4D-ROLLS: 4D Radar Occupancy Learning via LiDAR Supervision
Ruihan Liu, Xiaoyi Wu, Xijun Chen, Liang Hu, Yunjiang Lou
TL;DR
This work tackles the challenge of estimating occupancy in 3D scenes using 4D radar, which is robust in adverse weather but suffers from sparsity and noise. It introduces 4D-ROLLS, a weakly supervised framework that learns radar occupancy by leveraging LiDAR-derived pseudo-labels, including occupancy queries and LiDAR height maps, and uses a TPV-based encoding with a height-constrained loss to align radar outputs with LiDAR occupancy. A two-stage training procedure—initial LiDAR-guided learning followed by fine-tuning with LiDAR self-supervision—yields robust occupancy estimates and enables effective transfer to BEV segmentation and 3D occupancy prediction, even across datasets. The model runs at real-time speeds (≈30 Hz) on consumer-grade GPUs and demonstrates strong generalization, robustness in degraded environments, and practical downstream applicability, making it a promising all-weather perception solution for autonomous systems.
Abstract
A comprehensive understanding of 3D scenes is essential for autonomous vehicles (AVs), and among various perception tasks, occupancy estimation plays a central role by providing a general representation of drivable and occupied space.

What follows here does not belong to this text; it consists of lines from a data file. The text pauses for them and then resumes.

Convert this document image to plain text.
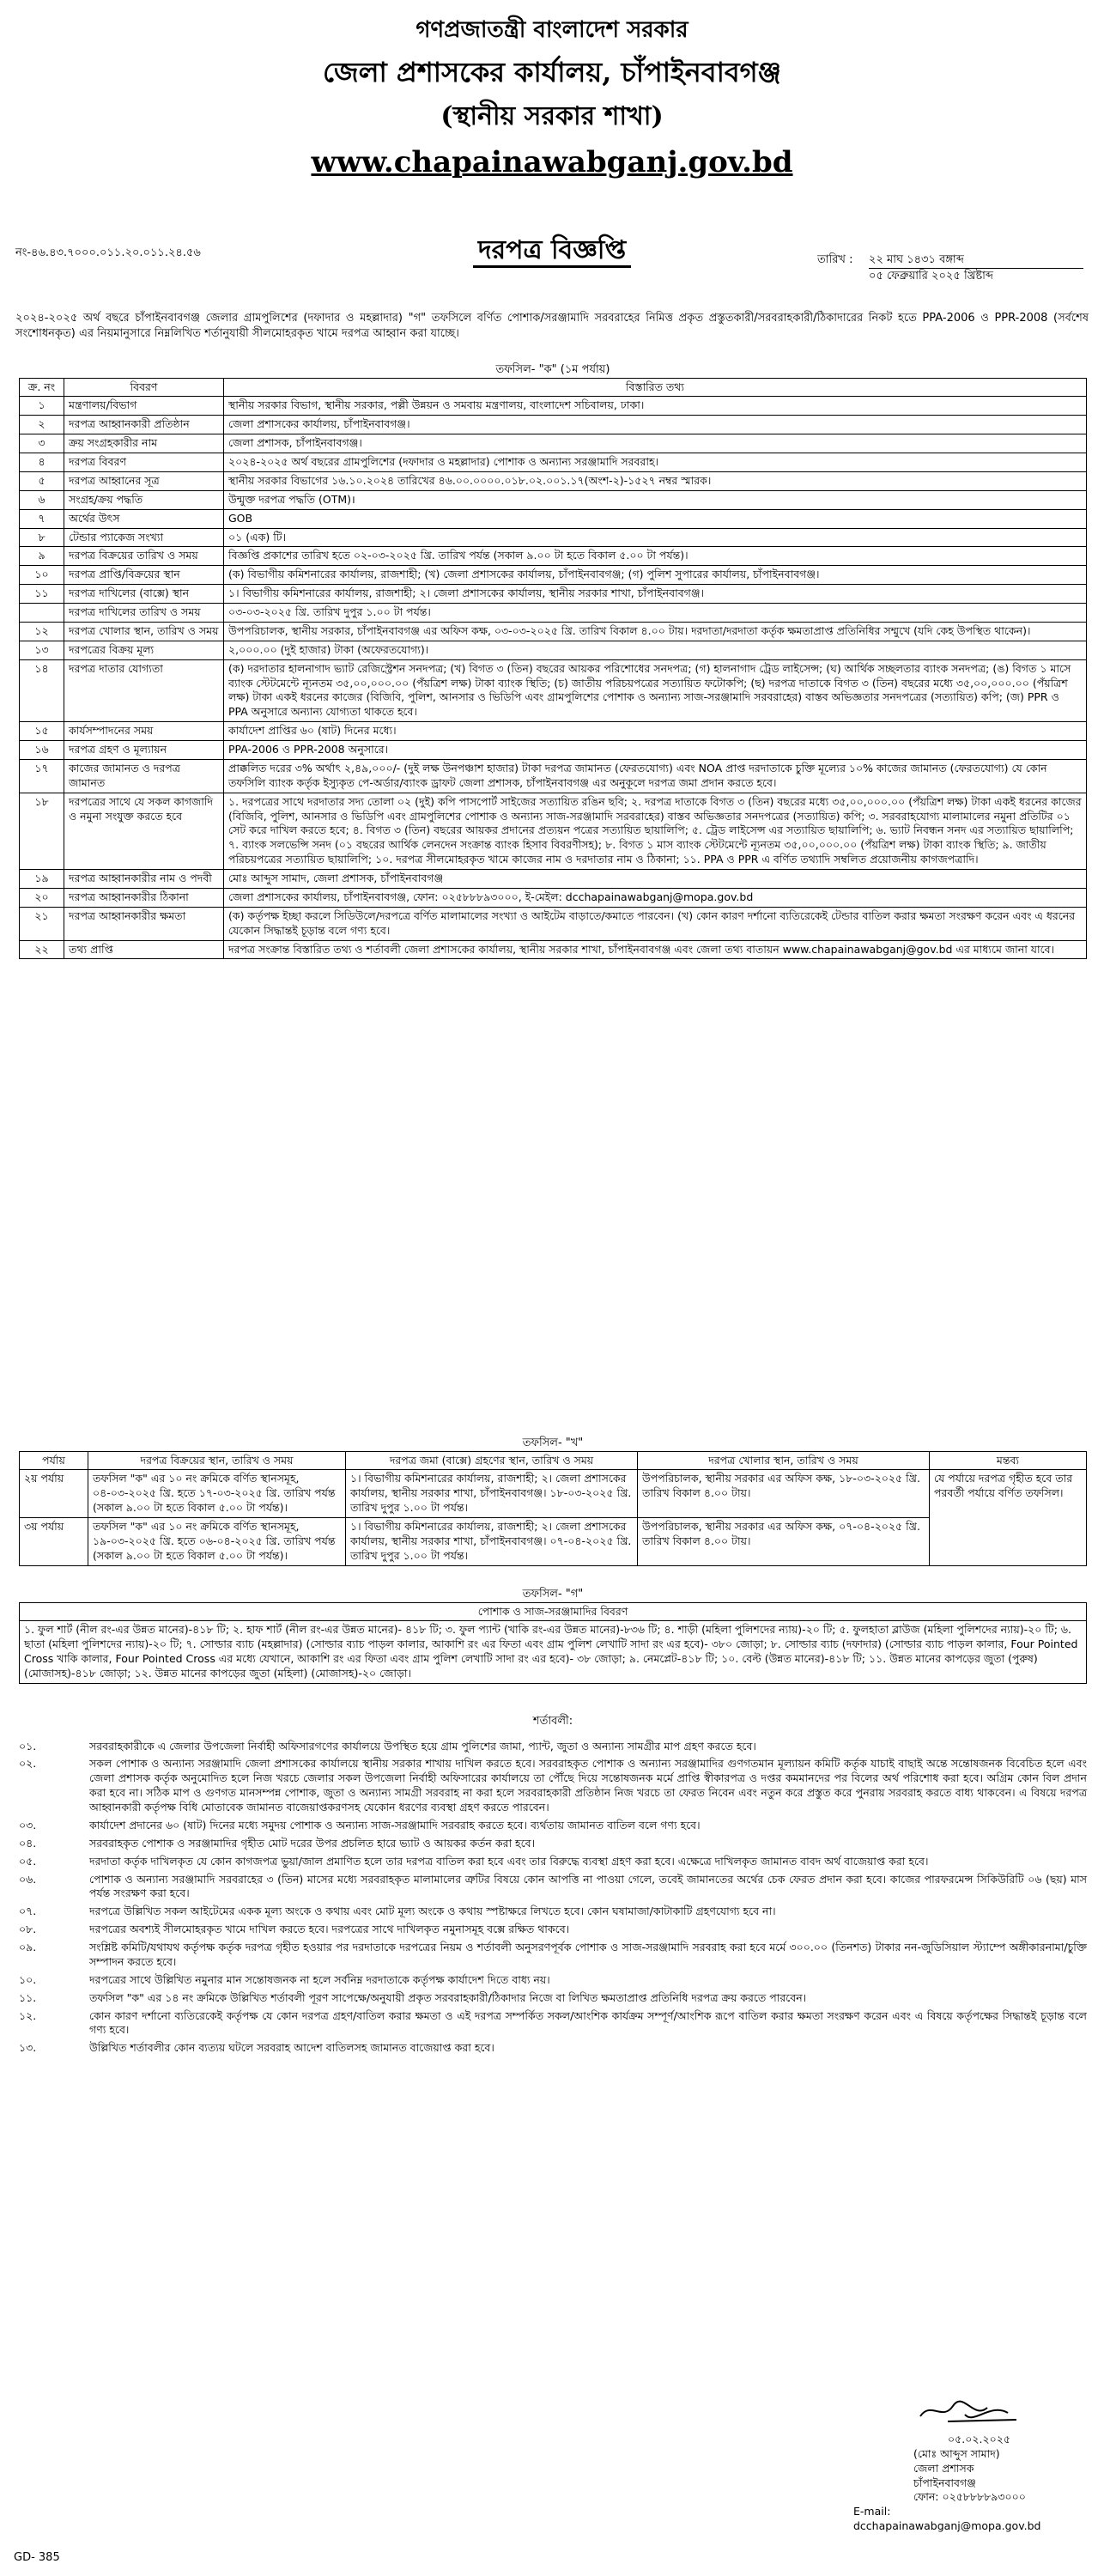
গণপ্রজাতন্ত্রী বাংলাদেশ সরকার
জেলা প্রশাসকের কার্যালয়, চাঁপাইনবাবগঞ্জ
(স্থানীয় সরকার শাখা)
www.chapainawabganj.gov.bd
নং-৪৬.৪৩.৭০০০.০১১.২০.০১১.২৪.৫৬	দরপত্র বিজ্ঞপ্তি	তারিখ :	২২ মাঘ ১৪৩১ বঙ্গাব্দ
০৫ ফেব্রুয়ারি ২০২৫ খ্রিষ্টাব্দ
২০২৪-২০২৫ অর্থ বছরে চাঁপাইনবাবগঞ্জ জেলার গ্রামপুলিশের (দফাদার ও মহল্লাদার) "গ" তফসিলে বর্ণিত পোশাক/সরঞ্জামাদি সরবরাহের নিমিত্ত প্রকৃত প্রস্তুতকারী/সরবরাহকারী/ঠিকাদারের নিকট হতে PPA-2006 ও PPR-2008 (সর্বশেষ সংশোধনকৃত) এর নিয়মানুসারে নিম্নলিখিত শর্তানুযায়ী সীলমোহরকৃত খামে দরপত্র আহ্বান করা যাচ্ছে।

তফসিল- "ক" (১ম পর্যায়)

ক্র. নং	বিবরণ	বিস্তারিত তথ্য
১	মন্ত্রণালয়/বিভাগ	স্থানীয় সরকার বিভাগ, স্থানীয় সরকার, পল্লী উন্নয়ন ও সমবায় মন্ত্রণালয়, বাংলাদেশ সচিবালয়, ঢাকা।
২	দরপত্র আহ্বানকারী প্রতিষ্ঠান	জেলা প্রশাসকের কার্যালয়, চাঁপাইনবাবগঞ্জ।
৩	ক্রয় সংগ্রহকারীর নাম	জেলা প্রশাসক, চাঁপাইনবাবগঞ্জ।
৪	দরপত্র বিবরণ	২০২৪-২০২৫ অর্থ বছরের গ্রামপুলিশের (দফাদার ও মহল্লাদার) পোশাক ও অন্যান্য সরঞ্জামাদি সরবরাহ।
৫	দরপত্র আহ্বানের সূত্র	স্থানীয় সরকার বিভাগের ১৬.১০.২০২৪ তারিখের ৪৬.০০.০০০০.০১৮.০২.০০১.১৭(অংশ-২)-১৫২৭ নম্বর স্মারক।
৬	সংগ্রহ/ক্রয় পদ্ধতি	উন্মুক্ত দরপত্র পদ্ধতি (OTM)।
৭	অর্থের উৎস	GOB
৮	টেন্ডার প্যাকেজ সংখ্যা	০১ (এক) টি।
৯	দরপত্র বিক্রয়ের তারিখ ও সময়	বিজ্ঞপ্তি প্রকাশের তারিখ হতে ০২-০৩-২০২৫ খ্রি. তারিখ পর্যন্ত (সকাল ৯.০০ টা হতে বিকাল ৫.০০ টা পর্যন্ত)।
১০	দরপত্র প্রাপ্তি/বিক্রয়ের স্থান	(ক) বিভাগীয় কমিশনারের কার্যালয়, রাজশাহী; (খ) জেলা প্রশাসকের কার্যালয়, চাঁপাইনবাবগঞ্জ; (গ) পুলিশ সুপারের কার্যালয়, চাঁপাইনবাবগঞ্জ।
১১	দরপত্র দাখিলের (বাক্সে) স্থান	১। বিভাগীয় কমিশনারের কার্যালয়, রাজশাহী; ২। জেলা প্রশাসকের কার্যালয়, স্থানীয় সরকার শাখা, চাঁপাইনবাবগঞ্জ।
	দরপত্র দাখিলের তারিখ ও সময়	০৩-০৩-২০২৫ খ্রি. তারিখ দুপুর ১.০০ টা পর্যন্ত।
১২	দরপত্র খোলার স্থান, তারিখ ও সময়	উপপরিচালক, স্থানীয় সরকার, চাঁপাইনবাবগঞ্জ এর অফিস কক্ষ, ০৩-০৩-২০২৫ খ্রি. তারিখ বিকাল ৪.০০ টায়। দরদাতা/দরদাতা কর্তৃক ক্ষমতাপ্রাপ্ত প্রতিনিধির সম্মুখে (যদি কেহ উপস্থিত থাকেন)।
১৩	দরপত্রের বিক্রয় মূল্য	২,০০০.০০ (দুই হাজার) টাকা (অফেরতযোগ্য)।
১৪	দরপত্র দাতার যোগ্যতা	(ক) দরদাতার হালনাগাদ ভ্যাট রেজিস্ট্রেশন সনদপত্র; (খ) বিগত ৩ (তিন) বছরের আয়কর পরিশোধের সনদপত্র; (গ) হালনাগাদ ট্রেড লাইসেন্স; (ঘ) আর্থিক সচ্ছলতার ব্যাংক সনদপত্র; (ঙ) বিগত ১ মাসে ব্যাংক স্টেটমেন্টে ন্যূনতম ৩৫,০০,০০০.০০ (পঁয়ত্রিশ লক্ষ) টাকা ব্যাংক স্থিতি; (চ) জাতীয় পরিচয়পত্রের সত্যায়িত ফটোকপি; (ছ) দরপত্র দাতাকে বিগত ৩ (তিন) বছরের মধ্যে ৩৫,০০,০০০.০০ (পঁয়ত্রিশ লক্ষ) টাকা একই ধরনের কাজের (বিজিবি, পুলিশ, আনসার ও ভিডিপি এবং গ্রামপুলিশের পোশাক ও অন্যান্য সাজ-সরঞ্জামাদি সরবরাহের) বাস্তব অভিজ্ঞতার সনদপত্রের (সত্যায়িত) কপি; (জ) PPR ও PPA অনুসারে অন্যান্য যোগ্যতা থাকতে হবে।
১৫	কার্যসম্পাদনের সময়	কার্যাদেশ প্রাপ্তির ৬০ (ষাট) দিনের মধ্যে।
১৬	দরপত্র গ্রহণ ও মূল্যায়ন	PPA-2006 ও PPR-2008 অনুসারে।
১৭	কাজের জামানত ও দরপত্র জামানত	প্রাক্কলিত দরের ৩% অর্থাৎ ২,৪৯,০০০/- (দুই লক্ষ উনপঞ্চাশ হাজার) টাকা দরপত্র জামানত (ফেরতযোগ্য) এবং NOA প্রাপ্ত দরদাতাকে চুক্তি মূল্যের ১০% কাজের জামানত (ফেরতযোগ্য) যে কোন তফসিলি ব্যাংক কর্তৃক ইস্যুকৃত পে-অর্ডার/ব্যাংক ড্রাফট জেলা প্রশাসক, চাঁপাইনবাবগঞ্জ এর অনুকূলে দরপত্র জমা প্রদান করতে হবে।
১৮	দরপত্রের সাথে যে সকল কাগজাদি ও নমুনা সংযুক্ত করতে হবে	১. দরপত্রের সাথে দরদাতার সদ্য তোলা ০২ (দুই) কপি পাসপোর্ট সাইজের সত্যায়িত রঙিন ছবি; ২. দরপত্র দাতাকে বিগত ৩ (তিন) বছরের মধ্যে ৩৫,০০,০০০.০০ (পঁয়ত্রিশ লক্ষ) টাকা একই ধরনের কাজের (বিজিবি, পুলিশ, আনসার ও ভিডিপি এবং গ্রামপুলিশের পোশাক ও অন্যান্য সাজ-সরঞ্জামাদি সরবরাহের) বাস্তব অভিজ্ঞতার সনদপত্রের (সত্যায়িত) কপি; ৩. সরবরাহযোগ্য মালামালের নমুনা প্রতিটির ০১ সেট করে দাখিল করতে হবে; ৪. বিগত ৩ (তিন) বছরের আয়কর প্রদানের প্রত্যয়ন পত্রের সত্যায়িত ছায়ালিপি; ৫. ট্রেড লাইসেন্স এর সত্যায়িত ছায়ালিপি; ৬. ভ্যাট নিবন্ধন সনদ এর সত্যায়িত ছায়ালিপি; ৭. ব্যাংক সলভেন্সি সনদ (০১ বছরের আর্থিক লেনদেন সংক্রান্ত ব্যাংক হিসাব বিবরণীসহ); ৮. বিগত ১ মাস ব্যাংক স্টেটমেন্টে ন্যূনতম ৩৫,০০,০০০.০০ (পঁয়ত্রিশ লক্ষ) টাকা ব্যাংক স্থিতি; ৯. জাতীয় পরিচয়পত্রের সত্যায়িত ছায়ালিপি; ১০. দরপত্র সীলমোহরকৃত খামে কাজের নাম ও দরদাতার নাম ও ঠিকানা; ১১. PPA ও PPR এ বর্ণিত তথ্যাদি সম্বলিত প্রয়োজনীয় কাগজপত্রাদি।
১৯	দরপত্র আহ্বানকারীর নাম ও পদবী	মোঃ আব্দুস সামাদ, জেলা প্রশাসক, চাঁপাইনবাবগঞ্জ
২০	দরপত্র আহ্বানকারীর ঠিকানা	জেলা প্রশাসকের কার্যালয়, চাঁপাইনবাবগঞ্জ, ফোন: ০২৫৮৮৮৯৩০০০, ই-মেইল: dcchapainawabganj@mopa.gov.bd
২১	দরপত্র আহ্বানকারীর ক্ষমতা	(ক) কর্তৃপক্ষ ইচ্ছা করলে সিডিউলে/দরপত্রে বর্ণিত মালামালের সংখ্যা ও আইটেম বাড়াতে/কমাতে পারবেন। (খ) কোন কারণ দর্শানো ব্যতিরেকেই টেন্ডার বাতিল করার ক্ষমতা সংরক্ষণ করেন এবং এ ধরনের যেকোন সিদ্ধান্তই চূড়ান্ত বলে গণ্য হবে।
২২	তথ্য প্রাপ্তি	দরপত্র সংক্রান্ত বিস্তারিত তথ্য ও শর্তাবলী জেলা প্রশাসকের কার্যালয়, স্থানীয় সরকার শাখা, চাঁপাইনবাবগঞ্জ এবং জেলা তথ্য বাতায়ন www.chapainawabganj@gov.bd এর মাধ্যমে জানা যাবে।

তফসিল- "খ"

পর্যায়	দরপত্র বিক্রয়ের স্থান, তারিখ ও সময়	দরপত্র জমা (বাক্সে) গ্রহণের স্থান, তারিখ ও সময়	দরপত্র খোলার স্থান, তারিখ ও সময়	মন্তব্য
২য় পর্যায়	তফসিল "ক" এর ১০ নং ক্রমিকে বর্ণিত স্থানসমূহ, ০৪-০৩-২০২৫ খ্রি. হতে ১৭-০৩-২০২৫ খ্রি. তারিখ পর্যন্ত (সকাল ৯.০০ টা হতে বিকাল ৫.০০ টা পর্যন্ত)।	১। বিভাগীয় কমিশনারের কার্যালয়, রাজশাহী; ২। জেলা প্রশাসকের কার্যালয়, স্থানীয় সরকার শাখা, চাঁপাইনবাবগঞ্জ। ১৮-০৩-২০২৫ খ্রি. তারিখ দুপুর ১.০০ টা পর্যন্ত।	উপপরিচালক, স্থানীয় সরকার এর অফিস কক্ষ, ১৮-০৩-২০২৫ খ্রি. তারিখ বিকাল ৪.০০ টায়।	যে পর্যায়ে দরপত্র গৃহীত হবে তার পরবর্তী পর্যায়ে বর্ণিত তফসিল।
৩য় পর্যায়	তফসিল "ক" এর ১০ নং ক্রমিকে বর্ণিত স্থানসমূহ, ১৯-০৩-২০২৫ খ্রি. হতে ০৬-০৪-২০২৫ খ্রি. তারিখ পর্যন্ত (সকাল ৯.০০ টা হতে বিকাল ৫.০০ টা পর্যন্ত)।	১। বিভাগীয় কমিশনারের কার্যালয়, রাজশাহী; ২। জেলা প্রশাসকের কার্যালয়, স্থানীয় সরকার শাখা, চাঁপাইনবাবগঞ্জ। ০৭-০৪-২০২৫ খ্রি. তারিখ দুপুর ১.০০ টা পর্যন্ত।	উপপরিচালক, স্থানীয় সরকার এর অফিস কক্ষ, ০৭-০৪-২০২৫ খ্রি. তারিখ বিকাল ৪.০০ টায়।	

তফসিল- "গ"

পোশাক ও সাজ-সরঞ্জামাদির বিবরণ
১. ফুল শার্ট (নীল রং-এর উন্নত মানের)-৪১৮ টি; ২. হাফ শার্ট (নীল রং-এর উন্নত মানের)- ৪১৮ টি; ৩. ফুল প্যান্ট (খাকি রং-এর উন্নত মানের)-৮৩৬ টি; ৪. শাড়ী (মহিলা পুলিশদের ন্যায়)-২০ টি; ৫. ফুলহাতা ব্লাউজ (মহিলা পুলিশদের ন্যায়)-২০ টি; ৬. ছাতা (মহিলা পুলিশদের ন্যায়)-২০ টি; ৭. সোল্ডার ব্যাচ (মহল্লাদার) (সোল্ডার ব্যাচ পাড়ল কালার, আকাশি রং এর ফিতা এবং গ্রাম পুলিশ লেখাটি সাদা রং এর হবে)- ৩৮০ জোড়া; ৮. সোল্ডার ব্যাচ (দফাদার) (সোল্ডার ব্যাচ পাড়ল কালার, Four Pointed Cross খাকি কালার, Four Pointed Cross এর মধ্যে যেখানে, আকাশি রং এর ফিতা এবং গ্রাম পুলিশ লেখাটি সাদা রং এর হবে)- ৩৮ জোড়া; ৯. নেমপ্লেট-৪১৮ টি; ১০. বেল্ট (উন্নত মানের)-৪১৮ টি; ১১. উন্নত মানের কাপড়ের জুতা (পুরুষ) (মোজাসহ)-৪১৮ জোড়া; ১২. উন্নত মানের কাপড়ের জুতা (মহিলা) (মোজাসহ)-২০ জোড়া।
শর্তাবলী:
০১.	সরবরাহকারীকে এ জেলার উপজেলা নির্বাহী অফিসারগণের কার্যালয়ে উপস্থিত হয়ে গ্রাম পুলিশের জামা, প্যান্ট, জুতা ও অন্যান্য সামগ্রীর মাপ গ্রহণ করতে হবে।
০২.	সকল পোশাক ও অন্যান্য সরঞ্জামাদি জেলা প্রশাসকের কার্যালয়ে স্থানীয় সরকার শাখায় দাখিল করতে হবে। সরবরাহকৃত পোশাক ও অন্যান্য সরঞ্জামাদির গুণগতমান মূল্যায়ন কমিটি কর্তৃক যাচাই বাছাই অন্তে সন্তোষজনক বিবেচিত হলে এবং জেলা প্রশাসক কর্তৃক অনুমোদিত হলে নিজ খরচে জেলার সকল উপজেলা নির্বাহী অফিসারের কার্যালয়ে তা পৌঁছে দিয়ে সন্তোষজনক মর্মে প্রাপ্তি স্বীকারপত্র ও দপ্তর কমমানদের পর বিলের অর্থ পরিশোধ করা হবে। অগ্রিম কোন বিল প্রদান করা হবে না। সঠিক মাপ ও গুণগত মানসম্পন্ন পোশাক, জুতা ও অন্যান্য সামগ্রী সরবরাহ না করা হলে সরবরাহকারী প্রতিষ্ঠান নিজ খরচে তা ফেরত নিবেন এবং নতুন করে প্রস্তুত করে পুনরায় সরবরাহ করতে বাধ্য থাকবেন। এ বিষয়ে দরপত্র আহ্বানকারী কর্তৃপক্ষ বিধি মোতাবেক জামানত বাজেয়াপ্তকরণসহ যেকোন ধরণের ব্যবস্থা গ্রহণ করতে পারবেন।
০৩.	কার্যাদেশ প্রদানের ৬০ (ষাট) দিনের মধ্যে সমুদয় পোশাক ও অন্যান্য সাজ-সরঞ্জামাদি সরবরাহ করতে হবে। ব্যর্থতায় জামানত বাতিল বলে গণ্য হবে।
০৪.	সরবরাহকৃত পোশাক ও সরঞ্জামাদির গৃহীত মোট দরের উপর প্রচলিত হারে ভ্যাট ও আয়কর কর্তন করা হবে।
০৫.	দরদাতা কর্তৃক দাখিলকৃত যে কোন কাগজপত্র ভুয়া/জাল প্রমাণিত হলে তার দরপত্র বাতিল করা হবে এবং তার বিরুদ্ধে ব্যবস্থা গ্রহণ করা হবে। এক্ষেত্রে দাখিলকৃত জামানত বাবদ অর্থ বাজেয়াপ্ত করা হবে।
০৬.	পোশাক ও অন্যান্য সরঞ্জামাদি সরবরাহের ৩ (তিন) মাসের মধ্যে সরবরাহকৃত মালামালের ত্রুটির বিষয়ে কোন আপত্তি না পাওয়া গেলে, তবেই জামানতের অর্থের চেক ফেরত প্রদান করা হবে। কাজের পারফরমেন্স সিকিউরিটি ০৬ (ছয়) মাস পর্যন্ত সংরক্ষণ করা হবে।
০৭.	দরপত্রে উল্লিখিত সকল আইটেমের একক মূল্য অংকে ও কথায় এবং মোট মূল্য অংকে ও কথায় স্পষ্টাক্ষরে লিখতে হবে। কোন ঘষামাজা/কাটাকাটি গ্রহণযোগ্য হবে না।
০৮.	দরপত্রের অবশ্যই সীলমোহরকৃত খামে দাখিল করতে হবে। দরপত্রের সাথে দাখিলকৃত নমুনাসমূহ বক্সে রক্ষিত থাকবে।
০৯.	সংশ্লিষ্ট কমিটি/যথাযথ কর্তৃপক্ষ কর্তৃক দরপত্র গৃহীত হওয়ার পর দরদাতাকে দরপত্রের নিয়ম ও শর্তাবলী অনুসরণপূর্বক পোশাক ও সাজ-সরঞ্জামাদি সরবরাহ করা হবে মর্মে ৩০০.০০ (তিনশত) টাকার নন-জুডিসিয়াল স্ট্যাম্পে অঙ্গীকারনামা/চুক্তি সম্পাদন করতে হবে।
১০.	দরপত্রের সাথে উল্লিখিত নমুনার মান সন্তোষজনক না হলে সর্বনিম্ন দরদাতাকে কর্তৃপক্ষ কার্যাদেশ দিতে বাধ্য নয়।
১১.	তফসিল "ক" এর ১৪ নং ক্রমিকে উল্লিখিত শর্তাবলী পূরণ সাপেক্ষে/অনুযায়ী প্রকৃত সরবরাহকারী/ঠিকাদার নিজে বা লিখিত ক্ষমতাপ্রাপ্ত প্রতিনিধি দরপত্র ক্রয় করতে পারবেন।
১২.	কোন কারণ দর্শানো ব্যতিরেকেই কর্তৃপক্ষ যে কোন দরপত্র গ্রহণ/বাতিল করার ক্ষমতা ও এই দরপত্র সম্পর্কিত সকল/আংশিক কার্যক্রম সম্পূর্ণ/আংশিক রূপে বাতিল করার ক্ষমতা সংরক্ষণ করেন এবং এ বিষয়ে কর্তৃপক্ষের সিদ্ধান্তই চূড়ান্ত বলে গণ্য হবে।
১৩.	উল্লিখিত শর্তাবলীর কোন ব্যত্যয় ঘটলে সরবরাহ আদেশ বাতিলসহ জামানত বাজেয়াপ্ত করা হবে।
০৫.০২.২০২৫
(মোঃ আব্দুস সামাদ)
জেলা প্রশাসক
চাঁপাইনবাবগঞ্জ
ফোন: ০২৫৮৮৮৮৯৩০০০
E-mail: dcchapainawabganj@mopa.gov.bd
GD- 385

However, most existing occupancy estimation methods rely on LiDAR or cameras, which perform poorly in degraded environments such as smoke, rain, snow, and fog. In this paper, we propose 4D-ROLLS, the first weakly supervised occupancy estimation method for 4D radar using the LiDAR point cloud as the supervisory signal. Specifically, we introduce a method for generating pseudo-LiDAR labels, including occupancy queries and LiDAR height maps, as multi-stage supervision to train the 4D radar occupancy estimation model. Then the model is aligned with the occupancy map produced by LiDAR, fine-tuning its accuracy in occupancy estimation. Extensive comparative experiments validate the exceptional performance of 4D-ROLLS. Its robustness in degraded environments and effectiveness in cross-dataset training are qualitatively demonstrated. The model is also seamlessly transferred to downstream tasks BEV segmentation and point cloud occupancy prediction, highlighting its potential for broader applications. The lightweight network enables 4D-ROLLS model to achieve fast inference speeds at about 30 Hz on a 4060 GPU. The code of 4D-ROLLS will be made available at https://github.com/CLASS-Lab/4D-ROLLS.